The Fraternity wrote that it was faced with a two-fold aspect, whereby it wished to reaffirm its “unwavering fidelity to the successor of Peter on the one hand,” while also remaining “faithful to our Constitutions and charism, continuing to serve the faithful as we have done since our foundation.”

The statement expressed the hope for a continued collaboration with and understanding from the bishops of the Catholic Church.
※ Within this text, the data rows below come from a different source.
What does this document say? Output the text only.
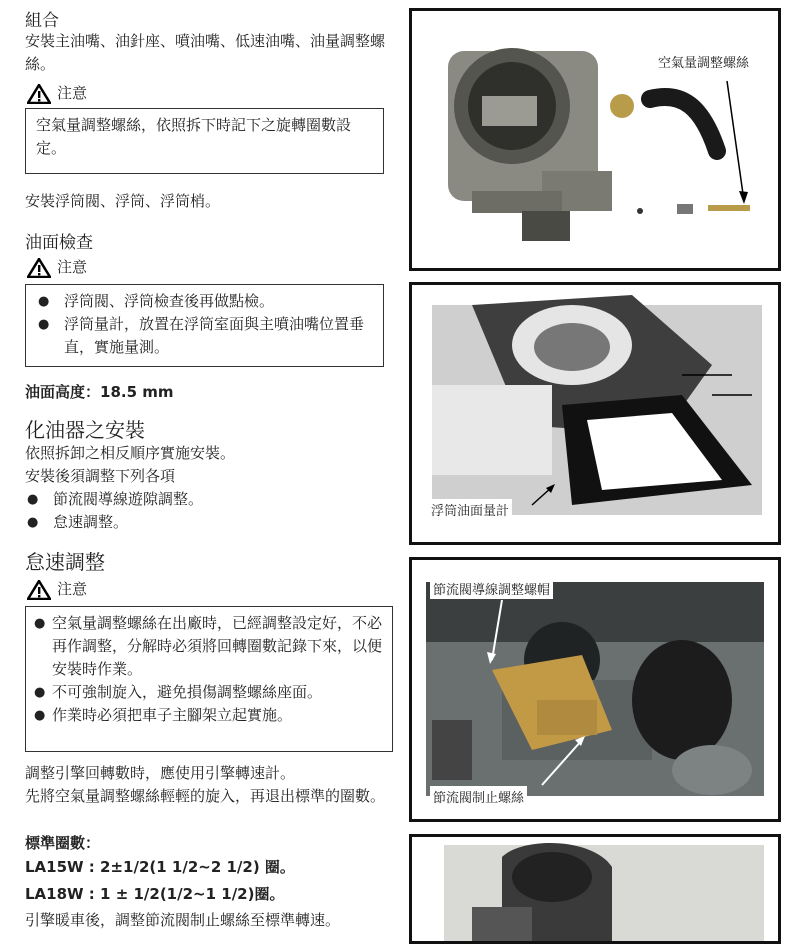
組合
安裝主油嘴、油針座、噴油嘴、低速油嘴、油量調整螺絲。
注意
空氣量調整螺絲，依照拆下時記下之旋轉圈數設定。
安裝浮筒閥、浮筒、浮筒梢。
油面檢查
注意
● 浮筒閥、浮筒檢查後再做點檢。
● 浮筒量計，放置在浮筒室面與主噴油嘴位置垂直，實施量測。
油面高度：18.5 mm
化油器之安裝
依照拆卸之相反順序實施安裝。
安裝後須調整下列各項
● 節流閥導線遊隙調整。
● 怠速調整。
怠速調整
注意
● 空氣量調整螺絲在出廠時，已經調整設定好，不必再作調整，分解時必須將回轉圈數記錄下來，以便安裝時作業。
● 不可強制旋入，避免損傷調整螺絲座面。
● 作業時必須把車子主腳架立起實施。
調整引擎回轉數時，應使用引擎轉速計。
先將空氣量調整螺絲輕輕的旋入，再退出標準的圈數。
標準圈數：
LA15W : 2±1/2(1 1/2~2 1/2) 圈。
LA18W : 1 ± 1/2(1/2~1 1/2)圈。
引擎暖車後，調整節流閥制止螺絲至標準轉速。
空氣量調整螺絲
浮筒油面量計
節流閥導線調整螺帽
節流閥制止螺絲
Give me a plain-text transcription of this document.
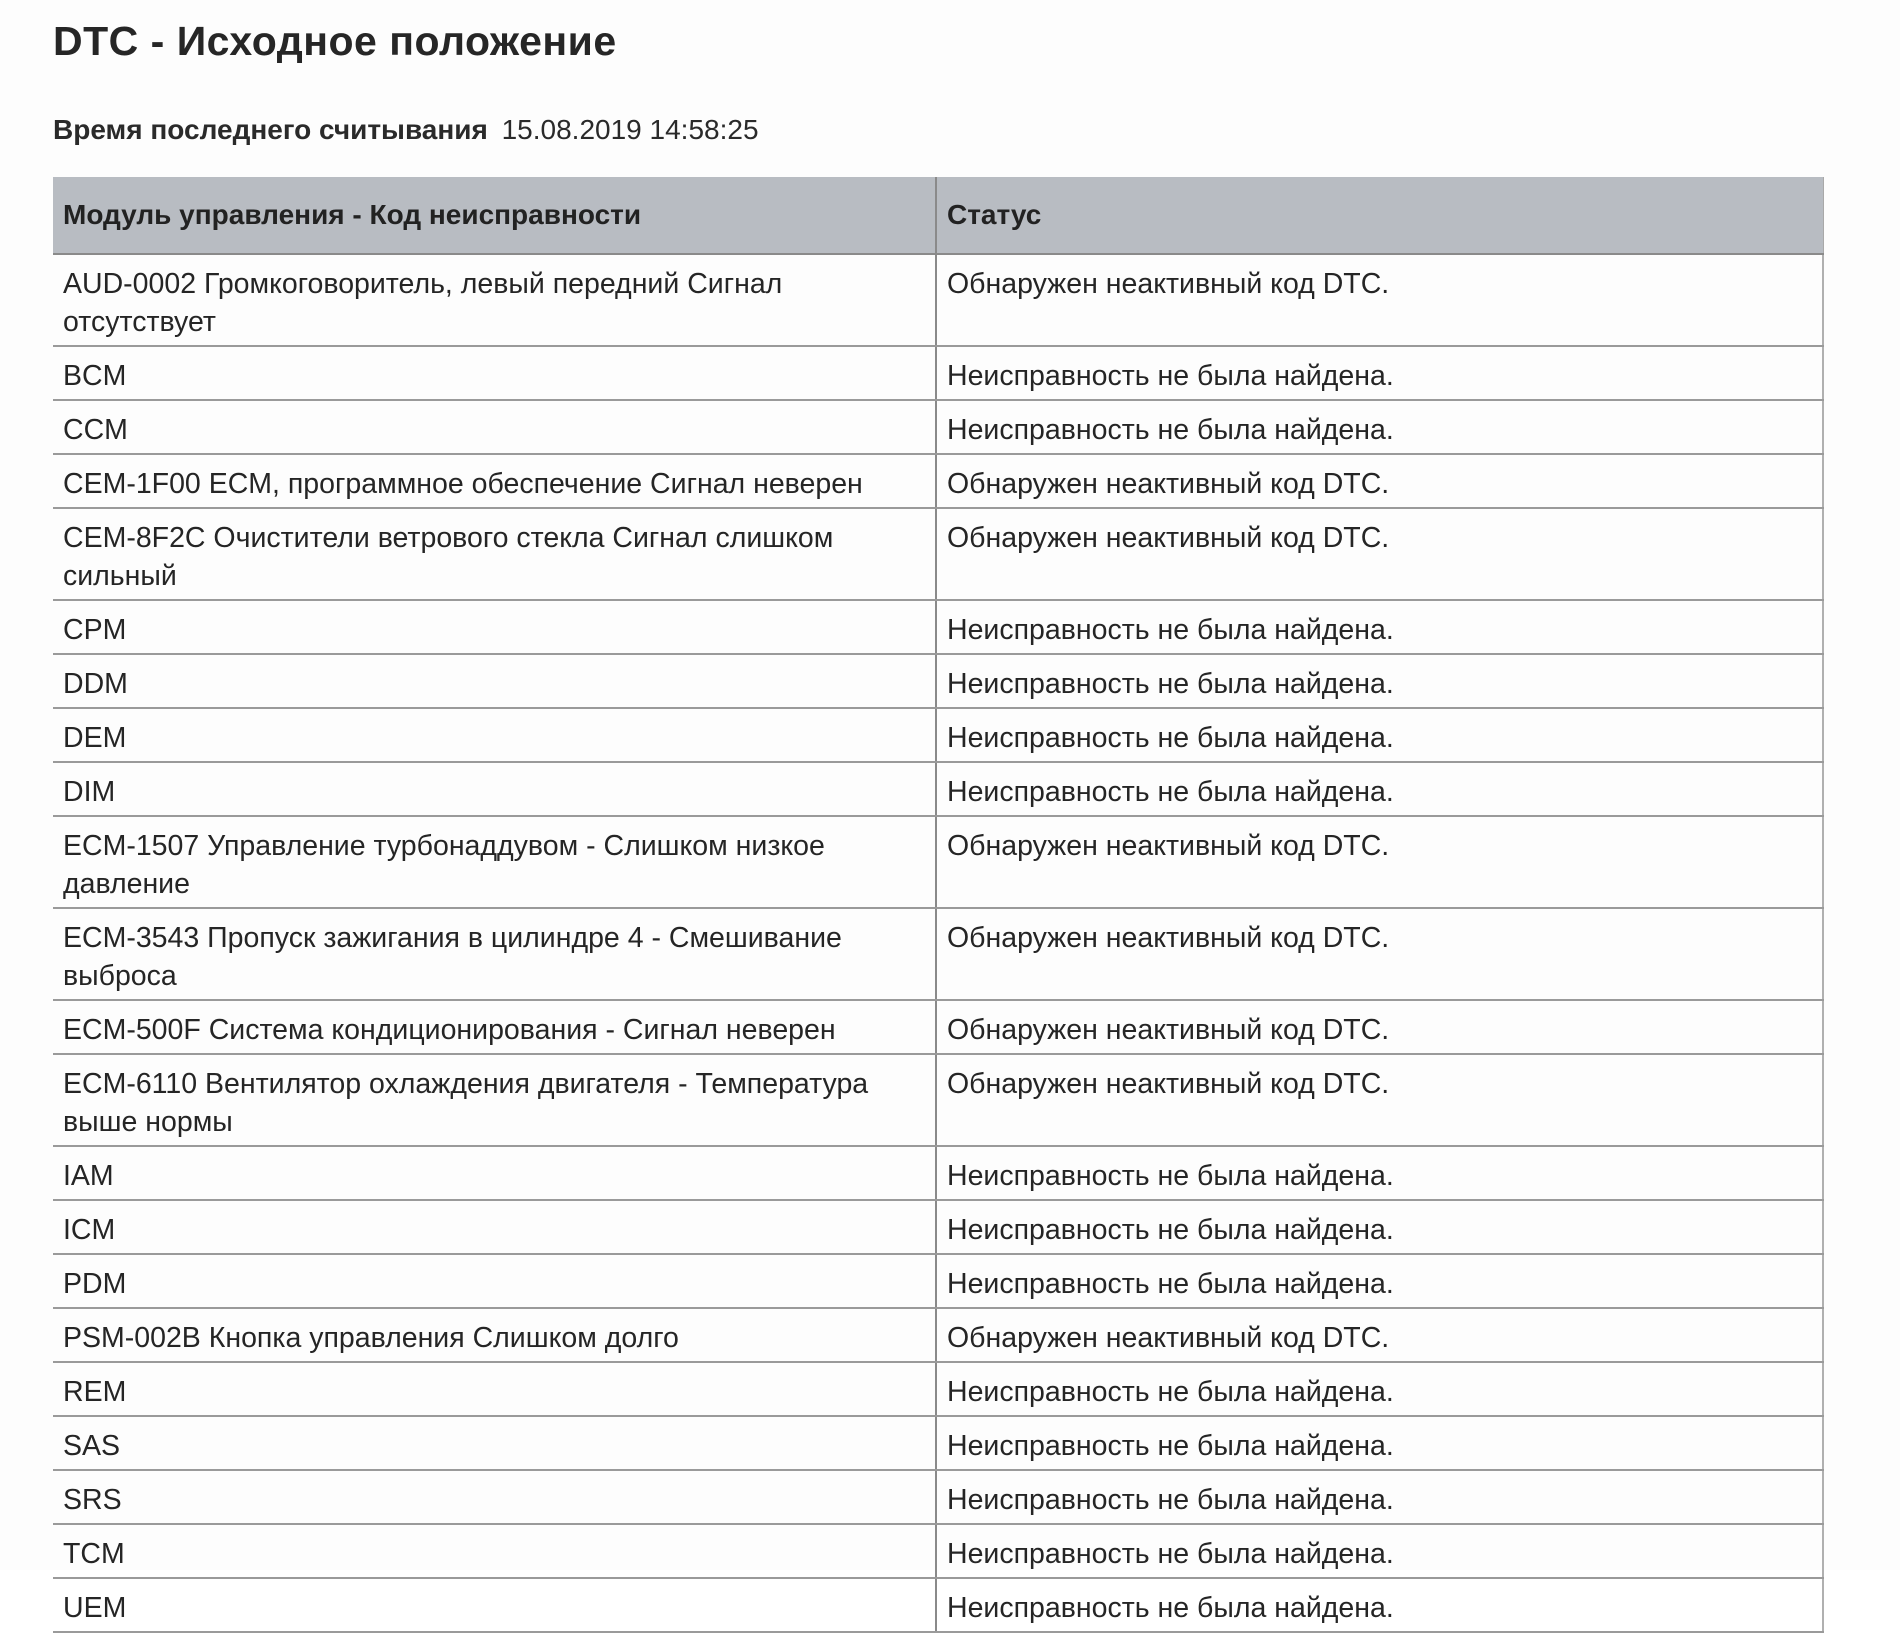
DTC - Исходное положение
Время последнего считывания 15.08.2019 14:58:25
Модуль управления - Код неисправности	Статус
AUD-0002 Громкоговоритель, левый передний Сигнал отсутствует	Обнаружен неактивный код DTC.
BCM	Неисправность не была найдена.
CCM	Неисправность не была найдена.
CEM-1F00 ECM, программное обеспечение Сигнал неверен	Обнаружен неактивный код DTC.
CEM-8F2C Очистители ветрового стекла Сигнал слишком сильный	Обнаружен неактивный код DTC.
CPM	Неисправность не была найдена.
DDM	Неисправность не была найдена.
DEM	Неисправность не была найдена.
DIM	Неисправность не была найдена.
ECM-1507 Управление турбонаддувом - Слишком низкое давление	Обнаружен неактивный код DTC.
ECM-3543 Пропуск зажигания в цилиндре 4 - Смешивание выброса	Обнаружен неактивный код DTC.
ECM-500F Система кондиционирования - Сигнал неверен	Обнаружен неактивный код DTC.
ECM-6110 Вентилятор охлаждения двигателя - Температура выше нормы	Обнаружен неактивный код DTC.
IAM	Неисправность не была найдена.
ICM	Неисправность не была найдена.
PDM	Неисправность не была найдена.
PSM-002B Кнопка управления Слишком долго	Обнаружен неактивный код DTC.
REM	Неисправность не была найдена.
SAS	Неисправность не была найдена.
SRS	Неисправность не была найдена.
TCM	Неисправность не была найдена.
UEM	Неисправность не была найдена.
SSPX: TLM has gone from an animal sanctuary to the zoo, where it’s targeted for extinction

The Society has yet to issue its own official statement in response to the motu proprio, but has published an article giving its “initial thoughts” on the document. Pope Francis’ document “illustrates the precariousness of the current magisterium,” wrote the SSPX.

Nor was the Society sparing in its summary of Traditionis Custodes: “Everything, or just about everything in Summorum pontificum, is scattered, abandoned, or destroyed.”

The article contrasted the Pope’s defense of ecological issues, such as “an endangered animal or plant species,” while he also “promulgates the extinction of those who are attached to the immemorial rite of the Holy Mass.”

“While Francis defends an endangered animal or plant species, he decides and promulgates the extinction of those who are attached to the immemorial rite of the Holy Mass,” the SSPX wrote.

Paraphrasing the Pope’s attitude to the Latin Mass, the SSPX wrote: “This species no longer has the right to live: it must disappear. And all means will be used to achieve this result.”

The Society’s tone is far more free than that of the Fraternity, describing how the traditional liturgy has been relegated from a “reservation” or sanctuary-style system under Summorum Pontificum to a “zoo regime,” where such ancient liturgical celebrations are in “cages, narrowly circumscribed and demarcated.” The zoo keepers of these Masses, or “jailers,” are “none other than the bishops themselves.”

Each aspect of the motu proprio is broken down and analyzed in detail, availing of zoological terminology.

Describing Article 3, §6 of the motu proprio, which prohibits diocesan bishops from allowing new traditional groups to spring up, the SSPX writes: “This measure is akin to sterilization: it is forbidden to reproduce and perpetuate these savages of the past who must disappear.”

As for the permission now required for priests to say the Latin Mass, the SSPX states “if it is a question of restraining, reducing, or even destroying groups, the bishops have carte blanche, but if it there is a need to grant authorization, the pope does not trust them: it is necessary to go through Rome.”

Vatican II is compared to a vaccine used to inoculate the faithful against the Latin Mass, which the SSPX paraphrased as being a “virus”: “Carried away by his enthusiasm, the pope almost comes to the point of saying that it is the Old Mass which is a dangerous virus that must be defended against.”

Pope Francis’s accompanying letter has been described by some online as being “worse than [Traditionis Custodes] itself.” Referring to this letter and the motu proprio, the SSPX summarizes that the two documents give “impression of sectarianism coupled with an overt abuse of power.”

The article echoed the words of Dr. Kwasniewski, describing the motu proprio as being without “legitimacy,” and “not a law of the Church,” since “a law against the common good is no valid law.”

Such “angry proponents” of the “liturgical reform” are marked by “resentment” against the traditional liturgy, wrote the SSPX, and hence such people “cannot take” the “success” of the traditional liturgy.

“The fact remains that this motu proprio, which will sooner or later end in the oblivion of the history of the Church, is not good news in itself,” closes the Society’s article. “It marks an abrupt end in the reappropriation of its Tradition by the Church, and it will delay the end of the crisis which has already been going on for more than sixty years.”